Land wasser schlepper crews?

While my knowledge of Wehrmacht intracasies is largely limited to Tamiya kits of the 70s 80s, and thus sore limited. But, I have 24 years experience as a Naval Officer, and a third of that in Amphib, so, that’s a topic I have some depth within.

So, to that end I can offer some experience and insight.

For a head-bender, about the time the Germans were flailing about with Sea Lion, a fellow name of Higgins was having a notion that boats specially adapted for landing troops ashore might want a ramp to better offload the personnel.

From the perspective of the present, they idea of ramped landing craft is self-evident, but it wasn’t quite so obvious in 1940. Even the concept of landing in waves, so as to shuttle the boats back to motherships to offload even more troops was not yet a fully-formed idea.

The Germans had a bit of blind spot to their own interservice rivalries, and did nothing to prevent or molify them. Consider the goat rope that was to have been Graf Spee–an aircraft carrier meant to have Luftwaffe planes and pilots on a KM ship–but without working out the details, like who were the maintence people going to be, LW or KM, who was to be in charge of spares, and fuel. These are not casual items, naval aviation is a very specialized activity. So are amphibious operations.

The LWS was basicly the same concept as the LVT-1, but with a boat cabin in place of where the cargo compartment was placed on the LVT. But not developed much beyond the basic role, unlike the LVT family.

Capn, I’m not too familiar with Sea Lion myself. But what I have read is the the German Army was treating it as a river crossing operation on a much wider scale. They were planning to use various river barges towed across the Channel for much of the assault force. In conjunction with parachute and air landing operations. The German Navy was still recovering from losses sustained during the assault on Norway and had a better idea of the obstacles that lay ahead due to that campaign.

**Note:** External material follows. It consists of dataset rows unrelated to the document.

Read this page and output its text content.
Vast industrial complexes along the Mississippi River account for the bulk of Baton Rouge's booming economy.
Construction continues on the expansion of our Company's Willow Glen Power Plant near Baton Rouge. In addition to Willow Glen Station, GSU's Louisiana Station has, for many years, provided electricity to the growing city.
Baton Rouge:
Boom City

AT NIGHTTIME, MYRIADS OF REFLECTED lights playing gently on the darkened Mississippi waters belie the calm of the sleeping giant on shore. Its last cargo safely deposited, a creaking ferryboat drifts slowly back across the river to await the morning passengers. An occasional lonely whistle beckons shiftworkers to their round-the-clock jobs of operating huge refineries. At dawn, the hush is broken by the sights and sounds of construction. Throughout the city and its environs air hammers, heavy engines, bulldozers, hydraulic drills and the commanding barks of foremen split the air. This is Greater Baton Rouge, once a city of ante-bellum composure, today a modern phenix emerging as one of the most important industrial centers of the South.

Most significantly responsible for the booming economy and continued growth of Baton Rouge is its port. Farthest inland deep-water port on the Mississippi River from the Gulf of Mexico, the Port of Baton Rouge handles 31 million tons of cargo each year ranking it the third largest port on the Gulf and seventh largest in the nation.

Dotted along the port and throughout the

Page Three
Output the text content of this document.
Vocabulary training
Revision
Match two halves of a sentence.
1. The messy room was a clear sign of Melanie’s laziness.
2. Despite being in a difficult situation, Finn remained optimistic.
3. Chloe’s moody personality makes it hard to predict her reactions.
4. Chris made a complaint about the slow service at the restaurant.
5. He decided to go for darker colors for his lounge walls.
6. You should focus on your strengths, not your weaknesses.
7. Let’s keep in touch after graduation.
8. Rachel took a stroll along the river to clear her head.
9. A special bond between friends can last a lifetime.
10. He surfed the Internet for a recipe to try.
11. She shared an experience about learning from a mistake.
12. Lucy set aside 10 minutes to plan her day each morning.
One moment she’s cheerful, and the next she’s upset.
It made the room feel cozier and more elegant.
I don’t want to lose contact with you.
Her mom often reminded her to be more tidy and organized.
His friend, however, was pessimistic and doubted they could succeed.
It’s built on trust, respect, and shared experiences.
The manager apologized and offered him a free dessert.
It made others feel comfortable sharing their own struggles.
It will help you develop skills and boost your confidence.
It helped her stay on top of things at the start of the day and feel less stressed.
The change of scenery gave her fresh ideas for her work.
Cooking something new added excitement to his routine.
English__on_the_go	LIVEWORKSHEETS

That is correct, it sounded like they had some craft that would have ramps but they were very crude in design. I read We March Agaisn’t England” over the summer and the reasons for failure and flailing was that no one really wanted to seriously do it. The navy had to many loses and the air force hadn’t gained superiority of the sky. The army wasn’t as enthused but you had the higher ups who had some good ideas In all the branches whcih ultimately gave them a future amphibious capability. I think the bigger Batges carrying the panzer III’s that had snorkels we’re going to be in ramped barges. Everything else sounds as if they’d use Pioneer boats with small motors to maneuver ashore. Some other ideas were letting the barges come ashore and beach themselves and when the high tide came back in they’d sail back to port.

The LWS was barely ever beyond the prototype stage from what I understand. Close to 20,000 LVTs were built. To me it would make sense to model it in demo or prototype situations.

No, it never really was. But then again, there never was the pressing need for a German Amtrac either. There was no amphibious war in the German army’s future, only river crossings, an apples to oranges comparison. As opposed to the US, which had the concept visualized and planned for as a drive across the Central Pacific against the Japanese Empire in the 1920s, War Plan Orange. The Japanese had developed a similar plan to fight against that, with a decisive naval battle to be fought against the US fleet in Imperial waters. The Central Pacific campaign battles of 1943-1945 were essentially those plans put into effect, becoming reality.

Going back to the LVT, it wasn’t until early 1944, that those appeared in real numbers on the battlefield for more than the lead assault wave. The LVT-1s were un armored cargo haulers barely used in the Solomons and North Africa. They were not intended as an assault craft. The LVT-2 began to arrive on scene in time for the Gilbert Island assaults in late November 1943 and had its numbers, as well as the available LVT-1s split between the Tarawa and Makin landings. The LVT-1s were modified with some armor and weapons for these landings. The first true ”assault” models of the LVT would not arrive until the spring/summer of 1944.

In summer 1940, the time of Sea Lion, the LVT program was very much on par with the LWS program.